Gold ETF funds, or exchange traded funds are a good way around the insecurity of physical gold and the uncertainties of investing in a gold producer. Exchange traded funds are funds that is quoted on a stock market or other exchange. They can cover a large range of investment choices, such as a stock index, and are very cheap ways of buying into these and as they are openly quoted on the stock market a seller is guaranteed to get very close to the current market price when they sell.

Another form of exchange traded fund is the commodity etf. This is where the fund holds the commodity and then issues shares in the holding. A gold etf or gold stock etf will hold gold in their warehouse and issue shares for this. There are a large number of commodity ETFs, including exchange traded funds for silver, oil and platinum.

An investor is now exposed to the price movements of the commodity, so when the price of the underlying commodity goes up, the price that the holding in the exchange traded fund also goes up. When the price goes down then the price of the exchange traded fund also decreases.

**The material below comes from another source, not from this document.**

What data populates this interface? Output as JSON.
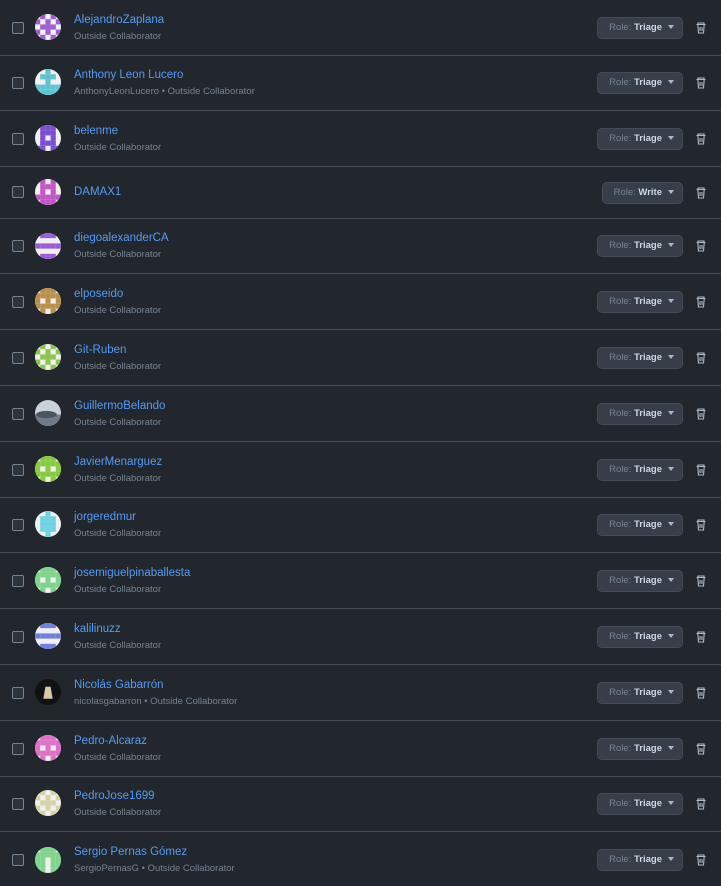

Exchange Traded Funds have been around since the 1990s, but when they first started they dealt with large share indexes and they were an alternative to Investment Funds and Unit Trusts. They offered two advantages, firstly they were easier to buy and sell than many of their competitors and secondly their charges were considerably lower.

In the commodity boom of the early twentieth century commodity ETFs suddenly became popular. At first these involved the holding of a number of different commodities, such as iron, copper and silver; but soon it was clear that there was consumer demand for holdings in single commodities. This was what made the gold ETF and the silver ETF such popular investments.

Although the initial reason that gold became popular was due to the perceived inflationary climate of the early twenty first century when all commodities were doing well, it has since held on to its popularity in more recessionary and uncertain times when other commodity prices collapsed. This was when gold managed to transfer from just another (albeit glamorous) commodity to the safe haven “alternative currency” which unlike other currencies cannot be printed at will. This has been reflected in the relative popularity of the commodity ETFs with those based on “soft” commodities such as wheat and cotton and those based on industrial commodities such as coal and copper falling, while the precious metal ETFs, particularly a gold ETF, have been rising.